Philips-Moorea klein
Das alles gibt es heutzutage schon; zahlreiche Designer liefern wundervolle Ideen und einige Hersteller setzen diese auch kongenial um. Das neueste Beispiel können Sie nächste Woche (23. bis 27. Oktober) in Köln bei der Messe „Orgatec – Modern Office & Object“ bewundern. Der Stand des US-Büromöbelherstellers „Haworth“ in Halle 6.1 erstrahlt komplett im Licht des niederländischen Philips-Konzerns und demonstriert die Integration von Licht in das Raumgliederungssystem „MeetYou“ sowie das Marktforschungsprojekt „Licht als Teiler“, bei dem Sichtschutzvorrichtungen mit integrierten LEDs gestaltet werden.

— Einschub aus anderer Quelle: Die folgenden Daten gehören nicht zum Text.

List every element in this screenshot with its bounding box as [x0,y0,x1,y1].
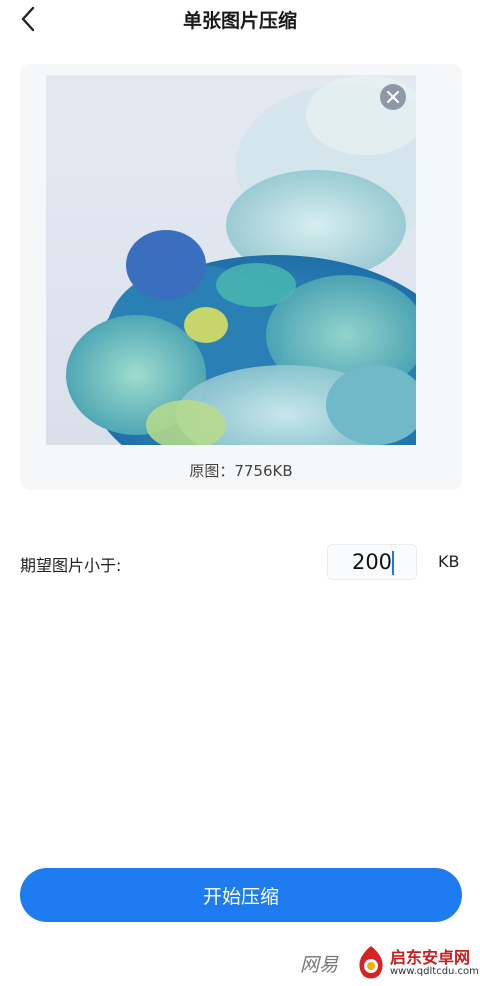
text-cursor [392,551,394,575]
preview-image[interactable] [46,75,416,445]
watermark-brand: 启东安卓网 [390,948,471,967]
close-icon [386,90,400,104]
target-size-label: 期望图片小于: [20,556,122,575]
wallpaper-artwork [66,75,416,445]
watermark-url: www.qdltcdu.com [390,966,479,977]
target-size-input[interactable] [327,544,417,580]
header-bar: 单张图片压缩 [0,0,480,40]
target-size-row: 期望图片小于: KB [20,540,462,584]
watermark-logo-icon [359,946,383,979]
page-title: 单张图片压缩 [182,10,297,32]
remove-image-button[interactable] [380,84,406,110]
watermark: 网易 启东安卓网 www.qdltcdu.com [300,940,480,986]
image-preview-card: 原图：7756KB [20,64,462,490]
unit-label: KB [438,552,460,571]
start-compress-button[interactable]: 开始压缩 [20,868,462,922]
watermark-left-text: 网易 [300,954,339,976]
original-size-label: 原图：7756KB [189,462,293,480]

Die Kooperation von Philips und „Haworth“ ist langfristig angelegt. Diese Woche teilten die beiden Unternehmen mit, dass sie in den nächsten Jahren gemeinsam neue Beleuchtungs- und Möbellösungen für den europäischen Markt auf den Weg bringen wollen. Die Partnerschaft werde sich außerdem „auf die zukunftsorientierte Forschung in den Bereichen Bürogestaltung und Beleuchtungstrends konzentrieren“. Gemeinsam würden konkrete Lösungen wie „Lounge-Möbel und Sichtblenden mit integrierter LED-Beleuchtung“ entwickelt und „dadurch effektivere und ästhetische Büroräume“ geschaffen.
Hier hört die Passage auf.